RE: SONET APS and MPLS link protection

From: Arun Gandhi (gandhi@juniper.net)
Date: Wed Jul 18 2001 - 10:47:52 EDT


Hi,

Thats an interesting question - I'll try to answer from whatever
research/work I have done on protection/restoration in school. TO ALL -
Please correct me if you have a different opinion/explaination.

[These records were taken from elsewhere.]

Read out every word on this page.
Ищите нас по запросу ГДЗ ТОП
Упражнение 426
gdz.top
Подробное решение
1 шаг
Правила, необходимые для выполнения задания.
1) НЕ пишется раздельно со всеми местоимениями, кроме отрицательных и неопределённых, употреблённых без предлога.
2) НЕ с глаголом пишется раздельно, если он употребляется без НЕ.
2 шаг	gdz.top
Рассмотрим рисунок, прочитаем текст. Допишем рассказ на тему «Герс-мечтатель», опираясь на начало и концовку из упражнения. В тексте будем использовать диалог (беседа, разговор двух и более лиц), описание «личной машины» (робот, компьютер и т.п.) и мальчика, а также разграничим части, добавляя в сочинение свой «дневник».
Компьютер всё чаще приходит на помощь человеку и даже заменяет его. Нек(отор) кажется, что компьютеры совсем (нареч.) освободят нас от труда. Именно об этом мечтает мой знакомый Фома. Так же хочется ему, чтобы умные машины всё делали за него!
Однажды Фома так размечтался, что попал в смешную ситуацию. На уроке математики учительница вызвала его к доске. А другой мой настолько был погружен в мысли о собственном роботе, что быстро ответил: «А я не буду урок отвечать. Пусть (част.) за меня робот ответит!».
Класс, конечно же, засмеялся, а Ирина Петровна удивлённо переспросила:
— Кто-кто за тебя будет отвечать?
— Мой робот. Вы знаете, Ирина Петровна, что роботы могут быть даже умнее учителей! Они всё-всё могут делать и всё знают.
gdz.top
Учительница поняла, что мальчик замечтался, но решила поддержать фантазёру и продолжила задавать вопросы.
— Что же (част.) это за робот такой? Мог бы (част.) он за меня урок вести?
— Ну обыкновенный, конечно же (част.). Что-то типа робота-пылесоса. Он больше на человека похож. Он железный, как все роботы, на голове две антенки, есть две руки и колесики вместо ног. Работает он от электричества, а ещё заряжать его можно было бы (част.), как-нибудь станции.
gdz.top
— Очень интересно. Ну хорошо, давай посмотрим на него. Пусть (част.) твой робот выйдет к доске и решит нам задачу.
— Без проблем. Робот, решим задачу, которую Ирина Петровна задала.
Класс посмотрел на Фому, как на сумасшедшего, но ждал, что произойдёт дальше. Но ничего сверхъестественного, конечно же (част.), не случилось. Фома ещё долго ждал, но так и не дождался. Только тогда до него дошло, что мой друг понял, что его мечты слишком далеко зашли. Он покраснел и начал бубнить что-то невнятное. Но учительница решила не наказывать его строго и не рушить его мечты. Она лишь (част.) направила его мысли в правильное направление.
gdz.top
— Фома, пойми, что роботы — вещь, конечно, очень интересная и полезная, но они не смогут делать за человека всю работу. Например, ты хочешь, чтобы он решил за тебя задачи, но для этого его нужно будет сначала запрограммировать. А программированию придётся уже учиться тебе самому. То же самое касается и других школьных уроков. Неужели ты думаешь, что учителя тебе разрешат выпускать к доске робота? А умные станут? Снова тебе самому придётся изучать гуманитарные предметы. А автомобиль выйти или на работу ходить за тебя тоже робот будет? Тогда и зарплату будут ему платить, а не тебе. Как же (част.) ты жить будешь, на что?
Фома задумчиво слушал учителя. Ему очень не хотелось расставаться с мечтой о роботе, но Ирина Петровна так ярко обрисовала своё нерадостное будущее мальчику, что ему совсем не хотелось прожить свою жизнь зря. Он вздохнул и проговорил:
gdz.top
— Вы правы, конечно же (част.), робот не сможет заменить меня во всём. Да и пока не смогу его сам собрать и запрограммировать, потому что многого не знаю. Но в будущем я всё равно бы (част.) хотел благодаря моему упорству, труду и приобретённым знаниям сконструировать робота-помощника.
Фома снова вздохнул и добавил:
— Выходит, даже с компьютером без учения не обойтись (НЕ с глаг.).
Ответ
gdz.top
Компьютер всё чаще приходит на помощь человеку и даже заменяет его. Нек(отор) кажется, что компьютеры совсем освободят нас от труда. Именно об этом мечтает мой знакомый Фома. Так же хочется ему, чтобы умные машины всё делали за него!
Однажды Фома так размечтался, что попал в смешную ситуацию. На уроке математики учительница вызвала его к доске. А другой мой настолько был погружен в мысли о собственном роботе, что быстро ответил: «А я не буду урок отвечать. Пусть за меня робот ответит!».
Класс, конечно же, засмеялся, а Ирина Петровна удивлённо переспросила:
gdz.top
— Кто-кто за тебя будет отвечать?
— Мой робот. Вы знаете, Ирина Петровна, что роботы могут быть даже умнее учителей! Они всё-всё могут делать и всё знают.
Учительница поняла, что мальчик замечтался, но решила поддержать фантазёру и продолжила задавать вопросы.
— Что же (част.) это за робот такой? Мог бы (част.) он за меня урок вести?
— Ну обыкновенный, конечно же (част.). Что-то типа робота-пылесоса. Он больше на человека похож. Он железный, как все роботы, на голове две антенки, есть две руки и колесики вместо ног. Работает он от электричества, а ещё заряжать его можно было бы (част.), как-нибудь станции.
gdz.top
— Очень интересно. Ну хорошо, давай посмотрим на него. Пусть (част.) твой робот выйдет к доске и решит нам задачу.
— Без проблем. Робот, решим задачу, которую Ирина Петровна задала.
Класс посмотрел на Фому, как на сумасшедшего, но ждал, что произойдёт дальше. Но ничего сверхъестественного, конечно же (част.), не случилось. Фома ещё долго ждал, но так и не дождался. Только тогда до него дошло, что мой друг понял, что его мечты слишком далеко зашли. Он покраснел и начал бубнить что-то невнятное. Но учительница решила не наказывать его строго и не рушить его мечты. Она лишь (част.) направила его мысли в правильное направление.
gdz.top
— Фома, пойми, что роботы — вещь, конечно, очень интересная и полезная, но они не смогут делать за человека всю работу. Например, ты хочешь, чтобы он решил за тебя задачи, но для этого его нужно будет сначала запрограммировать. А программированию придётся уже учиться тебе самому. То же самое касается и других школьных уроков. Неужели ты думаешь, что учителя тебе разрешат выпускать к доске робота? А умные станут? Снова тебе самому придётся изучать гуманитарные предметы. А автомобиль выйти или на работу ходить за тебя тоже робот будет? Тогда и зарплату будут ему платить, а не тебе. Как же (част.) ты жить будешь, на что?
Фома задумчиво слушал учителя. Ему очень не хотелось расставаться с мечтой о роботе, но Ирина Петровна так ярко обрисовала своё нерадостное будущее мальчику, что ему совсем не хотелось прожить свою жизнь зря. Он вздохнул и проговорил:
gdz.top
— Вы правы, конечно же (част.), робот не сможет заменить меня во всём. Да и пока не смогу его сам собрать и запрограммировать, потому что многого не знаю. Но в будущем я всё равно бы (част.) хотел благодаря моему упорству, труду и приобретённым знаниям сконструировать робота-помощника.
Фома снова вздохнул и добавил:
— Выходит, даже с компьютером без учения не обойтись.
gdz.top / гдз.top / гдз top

Remember that SONET is a physical layer protection mechanism so it will
detect first as against MPLS protection which is L2/L3 (shim). Eventually
both will. We know that SONET provides restoration to *50ms* but is limited
to *ring topologies*. It uses extra/more
resources (which it reserves) than required for protection. SONET's APS will
try to switch the traffic stream but will not take care of packet
loss/reordering.

In MPLS, when an LSP is teared down via a link going down, traffic stream is
to switched to an alternate LSP established on demand (at run time) or a
preconfigured LSP using a *Faliure Indication Signal (FIS)*. Packet
reordering is a critical issue because it would degrade (i.e. increase) the
overall restoration/protection time as detection of out-of-order packets is
detected at destination and at the transport layer. So you see the
additional work/time involved. And MPLS layer will take care of packets
being reordered. (using signaling or other mechanism). Well, this is a very
interesting issue and lot of people are looking into it since MPLS claims
"to provide protection/restoration comparable to SONET (50ms)".

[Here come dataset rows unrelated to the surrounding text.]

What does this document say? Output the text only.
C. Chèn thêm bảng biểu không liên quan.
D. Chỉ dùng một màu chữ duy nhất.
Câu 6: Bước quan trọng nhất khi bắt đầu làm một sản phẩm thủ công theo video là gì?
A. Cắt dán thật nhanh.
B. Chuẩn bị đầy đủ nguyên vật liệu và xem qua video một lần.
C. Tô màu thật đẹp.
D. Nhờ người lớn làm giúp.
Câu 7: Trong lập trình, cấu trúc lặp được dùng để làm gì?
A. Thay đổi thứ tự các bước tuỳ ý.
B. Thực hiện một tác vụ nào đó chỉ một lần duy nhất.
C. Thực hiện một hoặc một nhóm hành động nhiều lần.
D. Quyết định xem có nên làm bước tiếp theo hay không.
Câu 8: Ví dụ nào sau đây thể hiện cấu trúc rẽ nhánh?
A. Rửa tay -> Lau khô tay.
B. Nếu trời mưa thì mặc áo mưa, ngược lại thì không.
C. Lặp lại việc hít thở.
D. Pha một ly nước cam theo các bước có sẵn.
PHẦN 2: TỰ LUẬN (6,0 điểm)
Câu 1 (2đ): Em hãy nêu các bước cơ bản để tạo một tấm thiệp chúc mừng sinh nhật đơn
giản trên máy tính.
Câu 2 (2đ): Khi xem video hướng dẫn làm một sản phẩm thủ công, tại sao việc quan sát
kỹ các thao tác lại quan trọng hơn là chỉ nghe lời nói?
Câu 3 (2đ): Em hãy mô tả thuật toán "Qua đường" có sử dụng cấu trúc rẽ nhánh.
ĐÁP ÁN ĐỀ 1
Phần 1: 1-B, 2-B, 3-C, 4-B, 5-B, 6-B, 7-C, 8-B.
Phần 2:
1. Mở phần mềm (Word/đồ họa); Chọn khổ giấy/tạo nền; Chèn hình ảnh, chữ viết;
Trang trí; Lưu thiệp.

I am not sure how far I have answered your question or confused you. I have
done/doing some research (experiments, simulatons w/different traffic types)
in this area and if you are interested could point you to my notes.

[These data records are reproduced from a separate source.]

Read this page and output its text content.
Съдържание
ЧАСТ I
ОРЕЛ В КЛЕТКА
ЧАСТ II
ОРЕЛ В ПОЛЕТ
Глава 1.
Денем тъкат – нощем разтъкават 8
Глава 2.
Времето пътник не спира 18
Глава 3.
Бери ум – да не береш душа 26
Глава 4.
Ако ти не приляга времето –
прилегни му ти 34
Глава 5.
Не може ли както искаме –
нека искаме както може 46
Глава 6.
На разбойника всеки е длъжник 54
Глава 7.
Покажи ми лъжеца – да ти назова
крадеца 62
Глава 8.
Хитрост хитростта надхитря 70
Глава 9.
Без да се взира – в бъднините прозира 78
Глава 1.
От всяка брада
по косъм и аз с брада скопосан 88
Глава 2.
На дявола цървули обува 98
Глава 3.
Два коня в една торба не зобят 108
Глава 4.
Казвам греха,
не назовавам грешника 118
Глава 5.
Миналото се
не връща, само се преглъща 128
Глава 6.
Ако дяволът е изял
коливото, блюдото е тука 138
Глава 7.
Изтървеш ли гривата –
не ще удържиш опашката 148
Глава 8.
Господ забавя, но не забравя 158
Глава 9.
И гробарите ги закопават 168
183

Please let me know if I can clearify anything I have mentioned above.

Thanks,
Arun

-----Original Message-----
From: Yongseok Park [mailto:yongseok@coreenetworks.com]
Sent: Wednesday, July 18, 2001 7:03 AM
To: juniper-nsp@puck.nether.net
Subject: SONET APS and MPLS link protection

Hi, suppose that someone provisions both SONET APS and MPLS link
protection for a link. When the link goes down, what would happen?